By Omar Bah
The Food and Agriculture Organisation, the Global Environment Facility, in collaboration with the Ministry of Agriculture, recently concluded an inception workshop for adapting agriculture to climate change at a local hotel in Senegambia.
The project is funded by GEF at the tune of US$6.3 million (equivalent to D277 million).
In her opening statement, the FAO Country Representative Perpetua Katepa Kalala, said Adapting Agriculture to Climate Change Project seeks to strengthen Government’s efforts towards better responding to the climate risks, promote adaptation measures at the local level to reduce economic losses and diversify and strengthen livelihoods.
She said the project aims to reduce climate change risks and vulnerabilities in a cost-efficient way to deliver adaptation benefits and that the project will follow the results based management and programmatic approach of GEF/LDCF in addressing climate change adaptation on the ground.

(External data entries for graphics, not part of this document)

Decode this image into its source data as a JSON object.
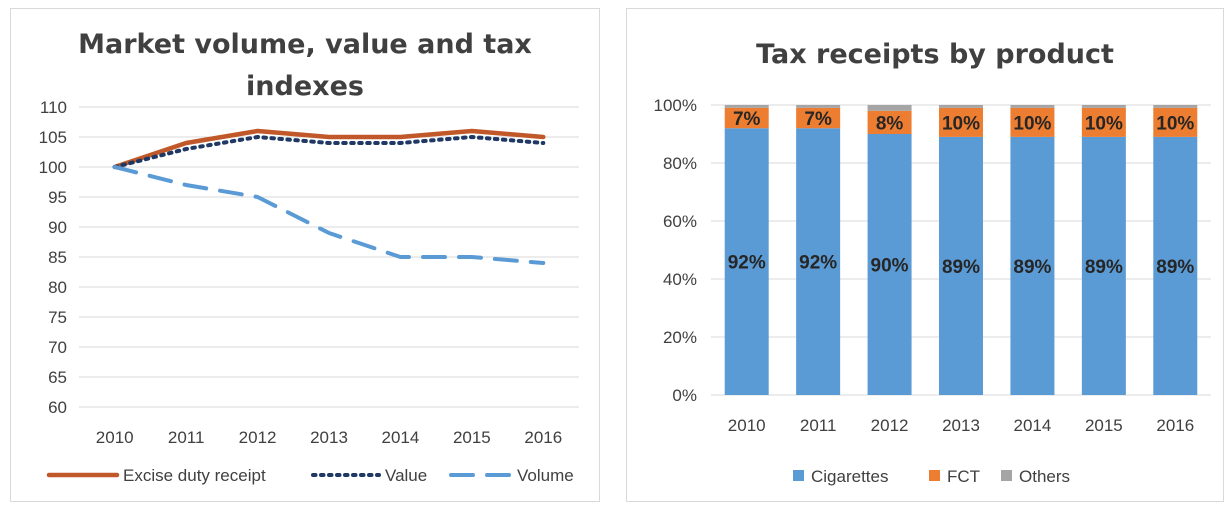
{
  "chart_data": [
    {
      "type": "line",
      "title": "Market volume, value and tax indexes",
      "title_lines": [
        "Market volume, value and tax",
        "indexes"
      ],
      "x": [
        "2010",
        "2011",
        "2012",
        "2013",
        "2014",
        "2015",
        "2016"
      ],
      "ylim": [
        60,
        110
      ],
      "yticks": [
        "110",
        "105",
        "100",
        "95",
        "90",
        "85",
        "80",
        "75",
        "70",
        "65",
        "60"
      ],
      "grid": true,
      "legend_position": "bottom",
      "series": [
        {
          "name": "Excise duty receipt",
          "values": [
            100,
            104,
            106,
            105,
            105,
            106,
            105
          ],
          "color": "#C0582A",
          "style": "solid"
        },
        {
          "name": "Value",
          "values": [
            100,
            103,
            105,
            104,
            104,
            105,
            104
          ],
          "color": "#1F3864",
          "style": "dotted"
        },
        {
          "name": "Volume",
          "values": [
            100,
            97,
            95,
            89,
            85,
            85,
            84
          ],
          "color": "#5B9BD5",
          "style": "dashed"
        }
      ]
    },
    {
      "type": "bar",
      "stacked": true,
      "title": "Tax receipts by product",
      "categories": [
        "2010",
        "2011",
        "2012",
        "2013",
        "2014",
        "2015",
        "2016"
      ],
      "ylim": [
        0,
        100
      ],
      "yticks": [
        "100%",
        "80%",
        "60%",
        "40%",
        "20%",
        "0%"
      ],
      "grid": true,
      "legend_position": "bottom",
      "series": [
        {
          "name": "Cigarettes",
          "values": [
            92,
            92,
            90,
            89,
            89,
            89,
            89
          ],
          "labels": [
            "92%",
            "92%",
            "90%",
            "89%",
            "89%",
            "89%",
            "89%"
          ],
          "color": "#5B9BD5"
        },
        {
          "name": "FCT",
          "values": [
            7,
            7,
            8,
            10,
            10,
            10,
            10
          ],
          "labels": [
            "7%",
            "7%",
            "8%",
            "10%",
            "10%",
            "10%",
            "10%"
          ],
          "color": "#ED7D31"
        },
        {
          "name": "Others",
          "values": [
            1,
            1,
            2,
            1,
            1,
            1,
            1
          ],
          "color": "#A5A5A5"
        }
      ]
    }
  ]
}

The FAO representative stated that the project is funded in the sum of USD6, 288,356.00, and will be implemented over a four-year period in ten districts covering three administrative regions.
She said the project will be intervening in the following regions and districts: North Band Region namely- Upper Niumi, Jokadu, Lower Baddibou, Central Baddibou and Sabach Sanjal.

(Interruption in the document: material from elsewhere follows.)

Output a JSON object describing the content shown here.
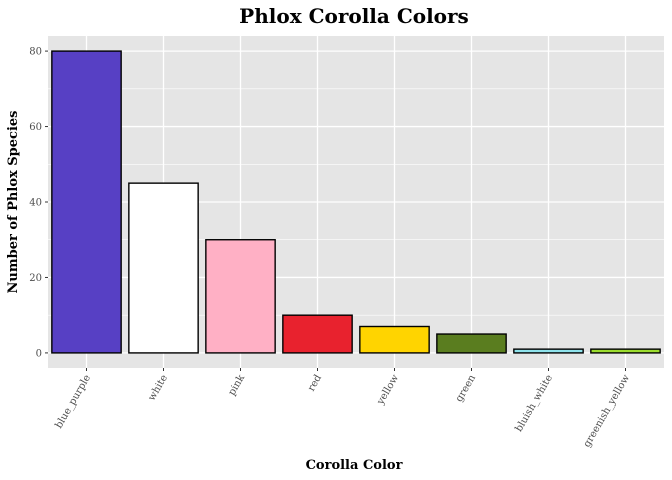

Three districts in Central River Region – Upper Saloum, Niani, and Sami and two districts in Upper River region north – Wuli and Sandu.

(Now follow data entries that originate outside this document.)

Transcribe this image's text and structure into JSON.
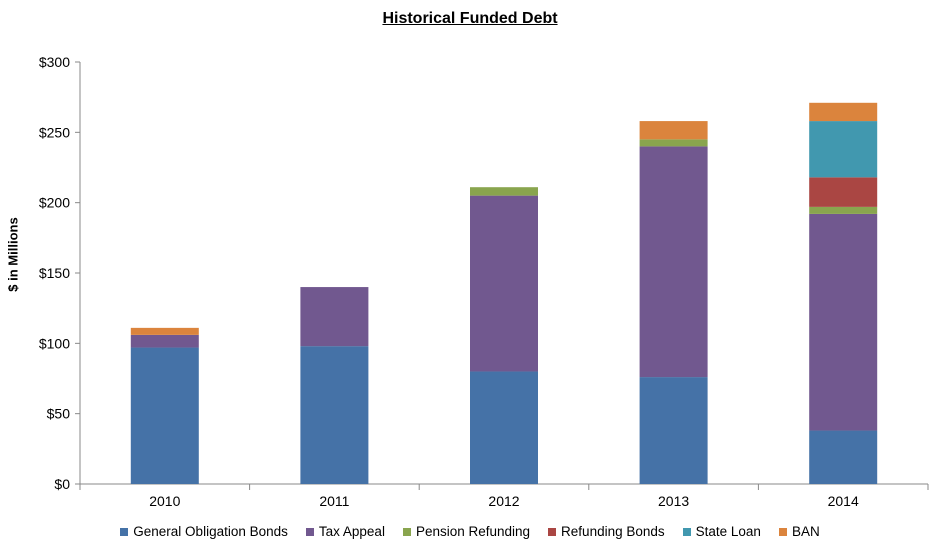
{
  "chart_data": {
    "type": "bar",
    "stacked": true,
    "title": "Historical Funded Debt",
    "xlabel": "",
    "ylabel": "$ in Millions",
    "categories": [
      "2010",
      "2011",
      "2012",
      "2013",
      "2014"
    ],
    "ylim": [
      0,
      300
    ],
    "yticks": [
      0,
      50,
      100,
      150,
      200,
      250,
      300
    ],
    "ytick_labels": [
      "$0",
      "$50",
      "$100",
      "$150",
      "$200",
      "$250",
      "$300"
    ],
    "grid": false,
    "legend_position": "bottom",
    "series": [
      {
        "name": "General Obligation Bonds",
        "color": "#4572A7",
        "values": [
          97,
          98,
          80,
          76,
          38
        ]
      },
      {
        "name": "Tax Appeal",
        "color": "#71588F",
        "values": [
          9,
          42,
          125,
          164,
          154
        ]
      },
      {
        "name": "Pension Refunding",
        "color": "#89A54E",
        "values": [
          0,
          0,
          6,
          5,
          5
        ]
      },
      {
        "name": "Refunding Bonds",
        "color": "#AA4643",
        "values": [
          0,
          0,
          0,
          0,
          21
        ]
      },
      {
        "name": "State Loan",
        "color": "#4198AF",
        "values": [
          0,
          0,
          0,
          0,
          40
        ]
      },
      {
        "name": "BAN",
        "color": "#DB843D",
        "values": [
          5,
          0,
          0,
          13,
          13
        ]
      }
    ]
  }
}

The FAO Country rep further stated that these are some of the areas where adverse climate event is highly endemic compared to other regions in the country.
She said the project is estimated to benefit 2,500 farm households or 20,000 farmers through community gardens, 250 households or 2000 farmers with knowledge on value addition, 50 households or 400 farmers with honey production and 30 poultry producer associations of which 70% are women beneficiaries.
The FAO rep. further stressed that the project will support the National Agricultural Research Institute (NARI) to conduct research activities, to release and distribute drought tolerant crop varieties of findi, cassava, sweet potato among others benefitting 1,500 households or 12,000 farmers.
“Livestock is another very important component and is equally dear to the FAO and occupies center stage in our programs and activities. In that case, the project will establish 10 deferred grazing areas. One in each intervention district, reseed with multi-purpose grass/legume species” she stated.
She said the project will establish 10 intensive feed gardens, with one in each district, as well as 6 livestock watering points in the 3 regions.
“Our livestock particularly during the dry season in some instances, trek more than five (5) kilometers daily to get to fresh water points, the toll of which on their health and security is high leading perhaps to poor production of both meat and milk,” she said.
Meanwhile, the Minister of Environment, Climate Change and Natural Resources Lamin B. Dibba, said the unregulated and non-sustainable use of the natural resource base, has negatively impacted on the natural wealth of the country.